Ollie comes by and finds Angus, and cajoles him into taking nourishment. Having earlier resolved his own issues through “testifying” with Abigail’s encouragement, Ollie becomes the recipient of Angus’ own effort to confront his feelings about his deceased wife’s death and infidelity. Both Jackson as Ollie and Zischke as Angus make the most of these touching, revealing soliloquys, providing dramatic counterpoint to the comedic overtones of the rest of the play.
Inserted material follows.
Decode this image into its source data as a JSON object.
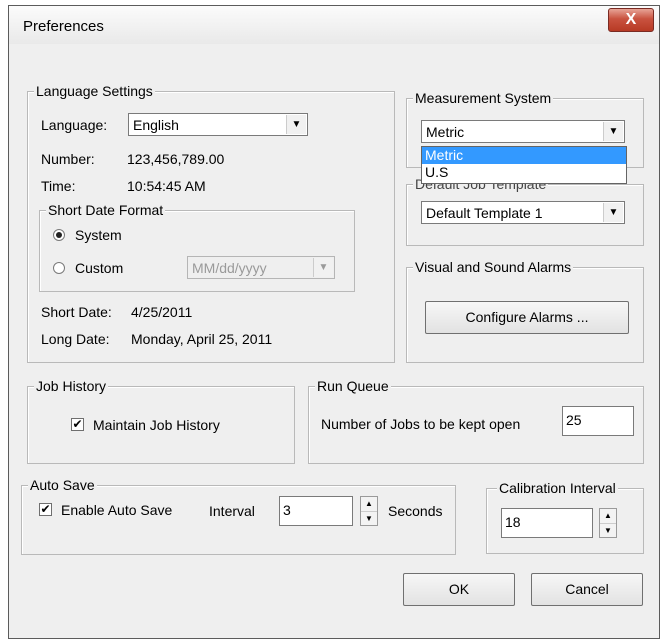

The three accomplished actors who bring Abigail, Angus and Ollie to life are scintillating facets of this animated and entertaining play. What we learn of them and from them through a layered series of surprises and personal revelations will bring laughter to your soul, a tug at your heart and perhaps a tear to your eye. Together and individually, they are touchstones for the baby-boom generation’s rite of passage to retirement age. So skilled are they in their portrayals that their characters become as familiar to us as if they are friends, family members or even ourselves. The wonder of great acting is that it never appears to be performance. Instead, it is invitation to become unseen voyeurs into the lives of real people. While the action is laced with fast-paced repartee, the heart of it is the reluctance to acknowledge or accept the need for grieving. We see that each of the characters has issues that have long been muffled, albeit ineffectually, beneath the comforters of denial and avoidance.

Oscar Wilde said “With age comes wisdom,” adding, “But sometimes age comes alone.” “Morning After Grace” acknowledges this with both humor and pathos, while sterling performances captivate the audience. It allows painful truths to be presented and accepted, safely masked by the laughable circumstances of these terrifically real people.

Performances at the Public Theatre run through Sunday afternoon.